Here’s where Proton went wrong - they kept telling themselves that doing things on their own was what kept it truly Malaysian. They removed the opportunity to learn from a more experienced company.

Secondly, Perodua isn’t troubled with legacy issues but the same cannot be said for Proton. In fact Proton is actually still paying the price of its previous mistakes.

For instance, it was reported that Proton has spent about RM4 billion to date to revitalise Lotus. This is a huge financial liability for the national carmaker and one wonder what benefit does it actually getting from this partnership.

Furthermore, Proton made a mistake by venturing into the Electric Vehicle (EV) project about five years ago. From the total of RM200 million worth of assistance committed, it was claimed that the government had provided about half of that amount, but Proton failed to achieve its deliverables. Proton’s ambitious of producing its first EV car by 2014 remains nowhere near completion.

Better market positioning

Thirdly, Perodua’s market positioning is better than Proton. They focused mainly on entry level cars with lower engine capacities. Their marketing was consistent, and their pricing structure was attractive to the relevant target segment.

Perodua Axia for example was introduced as Malaysia’s first Energy Efficient Vehicle (EEV). They didn’t bother with leather seats or surround sound speakers, but added safety as a bonus for their customers, a four-star Asean NCAP rating. The car had minimal quality issues, and came at a lowest price ever seen in Malaysia - a starting price of RM24,800!

Sales orders started coming way before the Axia was launched, and customers didn’t mind waiting six months. Why? Simply because it was too good a deal to miss.

Let’s contrast this to Proton’s market positioning, which to be honest, we’re still clueless what that is. There was a time when Proton had four models - Waja, Gen2, Persona and the Preve, competing in pretty much the same segment. They have tried to go cheap, with the Saga BLM, but even that didn’t work out as it came with a fuel consuming engine.

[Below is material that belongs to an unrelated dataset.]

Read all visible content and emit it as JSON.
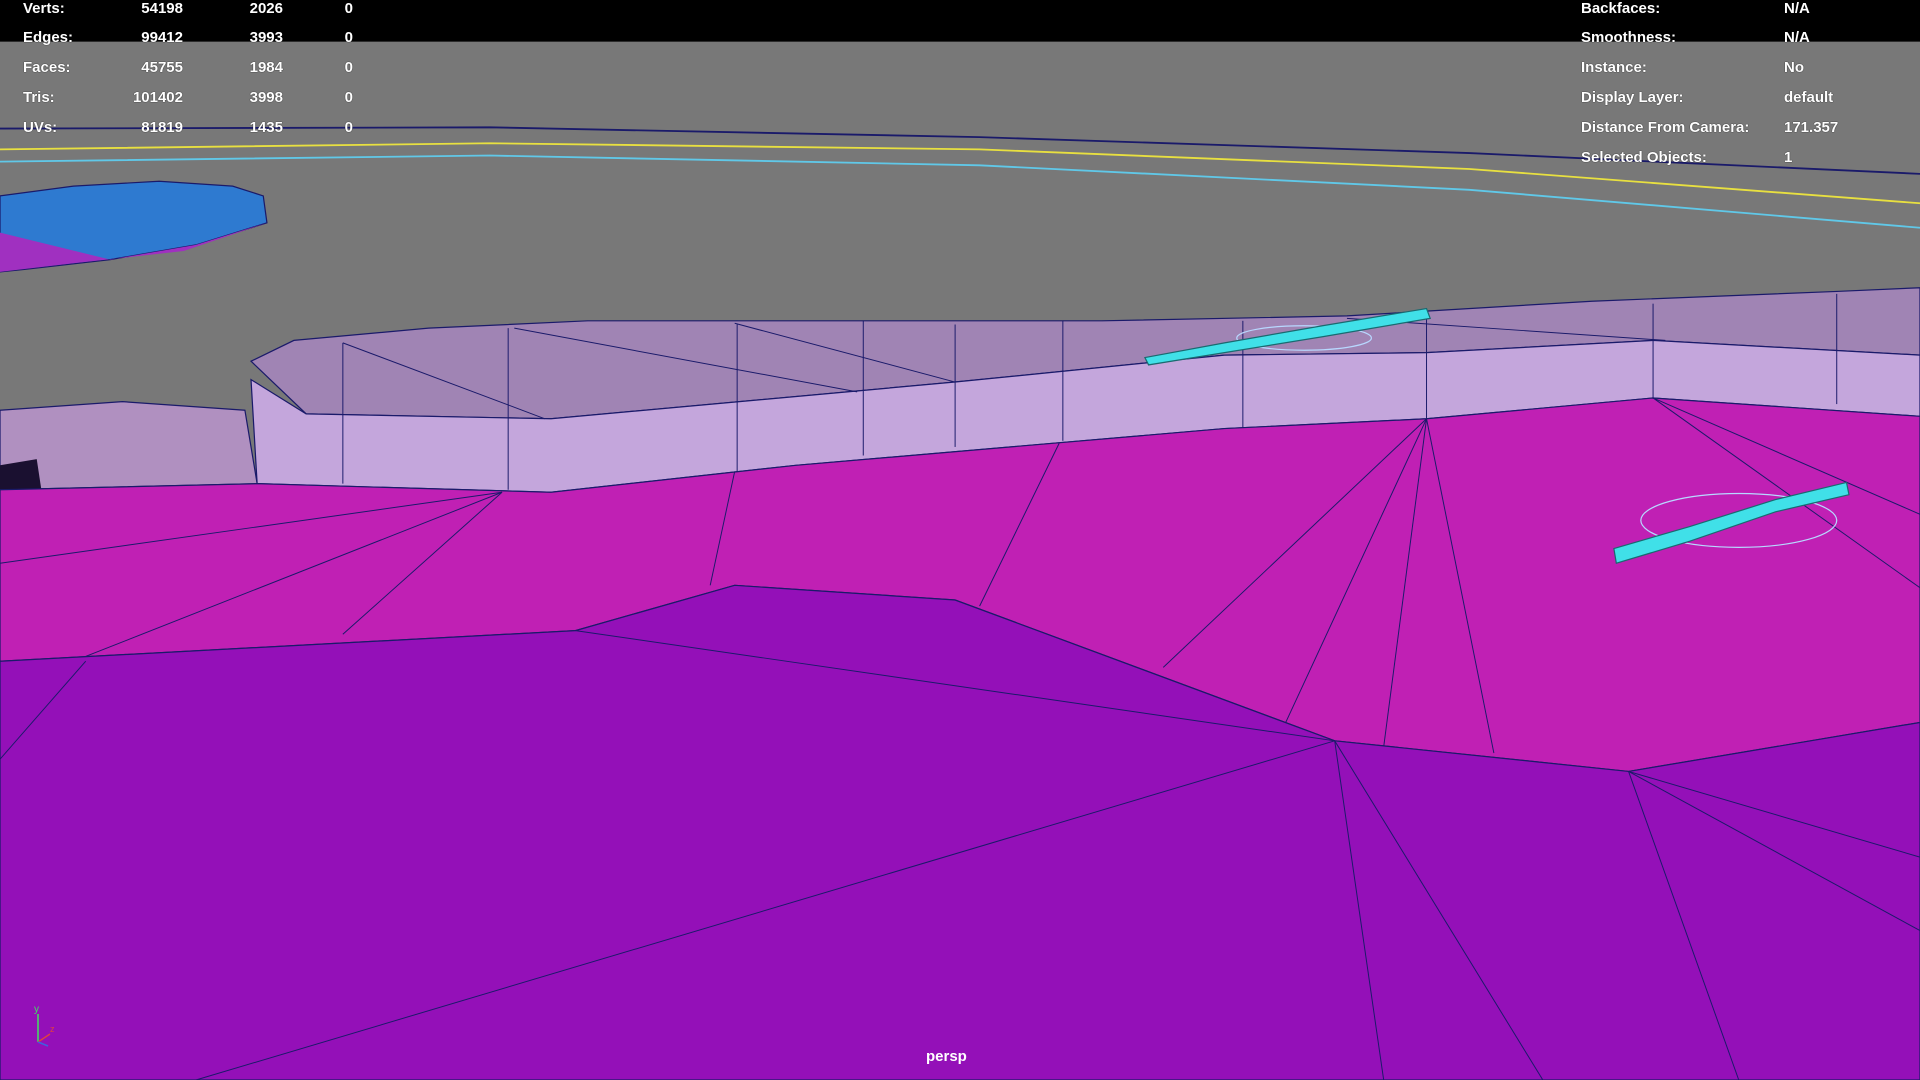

Notably, Proton may have made some mistakes in the past, but its future now lies in the new management team. Their business model needs a total revamp and Proton cannot depend on public funding forever.

Proton must swallow its pride and learn from a more successful model like Perodua.

There were talks some years ago that there could be a merger between Proton and Perodua. It doesn’t seem like a bad idea - a merger will improve their market share up to 50 percent and allow them to combine their expertise to produce better car models.

More importantly, all vendors will definitely be happier with the merger. Improved sales will mean more opportunities for them.

Who knows maybe, just maybe the merger could be the answer that will bring our national cars to their glory days?